If one takes the liberty of adjusting this for Norwegian conditions, with a high primary share of hydropower, it is reasonable to believe that the outcome of a similar assessment with a focus on system costs and security of supply could produce the following energy mix in 2050, given consumption doubling soon:

50 percent of hydroelectricity (All we have today + upgrades), 20 percent of the Earth’s wind energy And 30 percent of nuclear energy (about 80 percent adjustable/stable power). Implicit in this is the high probability that offshore wind and solar power will be able to contribute to increased system costs and reduced security of supply, as in Sweden’s assessment.

The call is for a similar, technology-neutral assessment, in which no form of energy is excluded before it is analyzed, especially for Norway. This will be able to provide a realistic discussion where the consequences of the choices you make are understood.

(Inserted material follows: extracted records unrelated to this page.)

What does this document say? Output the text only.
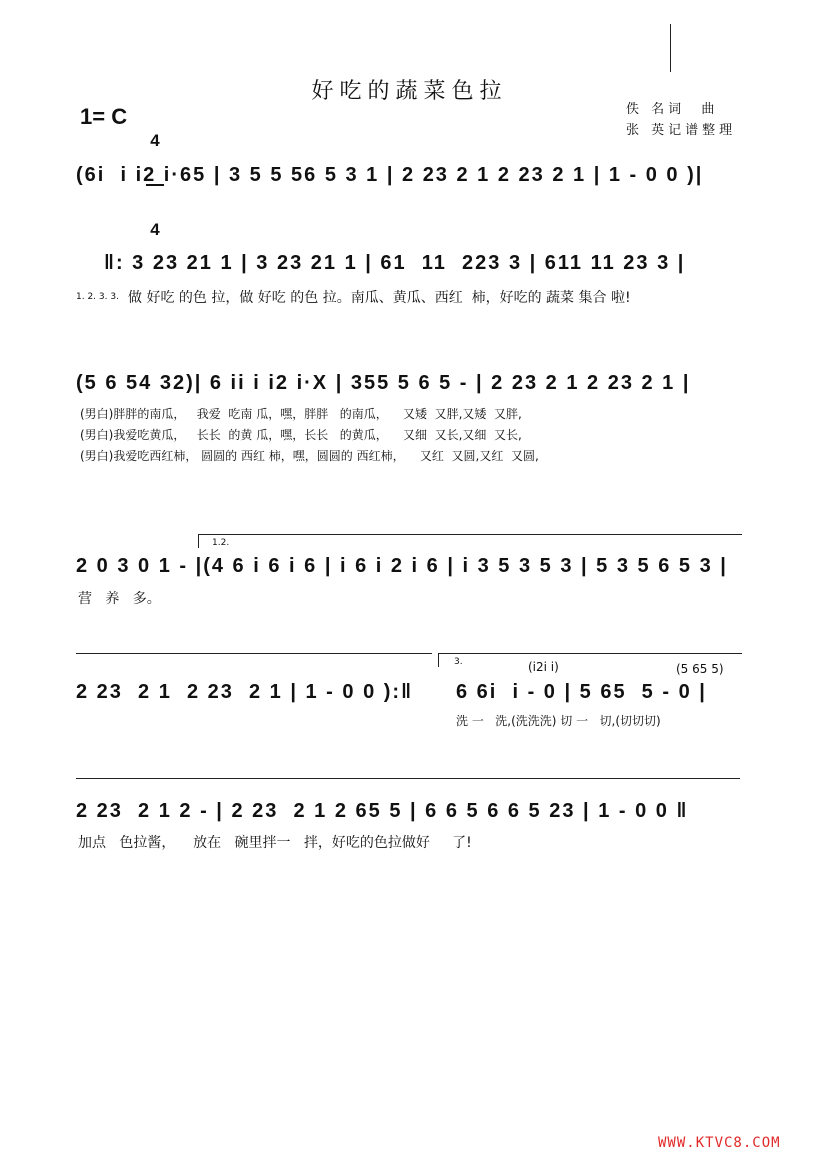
好吃的蔬菜色拉
1= C

4

4

佚 名词  曲
张 英记谱整理
(6i  i i2 i·65 | 3 5 5 56 5 3 1 | 2 23 2 1 2 23 2 1 | 1 - 0 0 )|
‖: 3 23 21 1 | 3 23 21 1 | 61  11  223 3 | 611 11 23 3 |
1. 2. 3. 3. 做 好吃 的色 拉，做 好吃 的色 拉。南瓜、黄瓜、西红  柿，好吃的 蔬菜 集合 啦!
(5 6 54 32)| 6 ii i i2 i·X | 355 5 6 5 - | 2 23 2 1 2 23 2 1 |
(男白)胖胖的南瓜，   我爱  吃南 瓜，嘿，胖胖   的南瓜，    又矮  又胖,又矮  又胖,
(男白)我爱吃黄瓜，   长长  的黄 瓜，嘿，长长   的黄瓜，    又细  又长,又细  又长,
(男白)我爱吃西红柿， 圆圆的 西红 柿，嘿，圆圆的 西红柿，    又红  又圆,又红  又圆,
1.2.
2 0 3 0 1 - |(4 6 i 6 i 6 | i 6 i 2 i 6 | i 3 5 3 5 3 | 5 3 5 6 5 3 |
营   养   多。
3.	(i2i i)	(5 65 5)
2 23  2 1  2 23  2 1 | 1 - 0 0 ):‖ 6 6i  i - 0 | 5 65  5 - 0 |
洗 一   洗,(洗洗洗) 切 一   切,(切切切)
2 23  2 1 2 - | 2 23  2 1 2 65 5 | 6 6 5 6 6 5 23 | 1 - 0 0 ‖
加点   色拉酱，    放在   碗里拌一   拌，好吃的色拉做好     了!
WWW.KTVC8.COM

Moreover, we must dare to consider the possibilities that lie in postponing shelf electrification and large consumers such as the ammonia and battery plants and the Melkoya plant.

Buying allowances in Europe is a completely legitimate way to achieve emissions reductions up to 2030. Until then, every kilowatt-hour we choose to use must be evaluated very carefully to avoid “wasting” our resources, so that we too can reach the 2050 target. We must not lose sight of the fact that sustainable and stable energy is the key to continued prosperity and development.